There are many areas of science and engineering that are very dangerous and/or expensive to investigate, where experimentation in the meshverse is much safer and cheaper. Clearly, nuclear energy is one area. Learning in the meshverse can also be more effective too:

In a way, running experiments and teaching classes in Second Life offers a number of advantages over real life: students watching from their computer screens won’t have to wear expensive radiation badges or obtain clearance to enter an actual laboratory. Instead, they can attend in the guise of “avatars” — virtual likenesses, like personalized computer game characters, whose appearance and features can be customized.

They can also interact with other avatars, a key to making a successful virtual classroom, Amme said, and a major advantage over more traditional Web-based distance learning programs.
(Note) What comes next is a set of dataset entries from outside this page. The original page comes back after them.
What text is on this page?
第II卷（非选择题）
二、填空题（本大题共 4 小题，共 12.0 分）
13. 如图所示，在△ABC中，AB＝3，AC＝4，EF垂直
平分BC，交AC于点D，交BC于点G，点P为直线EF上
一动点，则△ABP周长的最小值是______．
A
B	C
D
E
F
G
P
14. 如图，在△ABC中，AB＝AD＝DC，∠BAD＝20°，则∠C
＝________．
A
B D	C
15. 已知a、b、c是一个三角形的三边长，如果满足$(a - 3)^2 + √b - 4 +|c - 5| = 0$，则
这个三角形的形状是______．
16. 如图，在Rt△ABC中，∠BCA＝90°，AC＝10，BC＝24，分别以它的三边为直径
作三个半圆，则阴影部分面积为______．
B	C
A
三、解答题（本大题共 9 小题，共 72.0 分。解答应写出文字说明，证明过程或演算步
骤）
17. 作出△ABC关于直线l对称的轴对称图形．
“We think that a hands-on laboratory experience is the best teacher, and to be able to do this in Second Life is a marvelous breakthrough, a marvelous opportunity,” he said. “The Web itself is rather benign by comparison because there’s no interactivity. … What’s missing in a lot of distance learning is the socialization [among] students.”

There are other benefits too: Avatars don’t flinch when they’re doing gamma ray spectroscopy. “We don’t have to be worrying about the control of actual nuclear specimens because they can’t be stolen,” Amme pointed out. And, “you don’t have to worry about using plutonium, for example, as a source of neutrons.”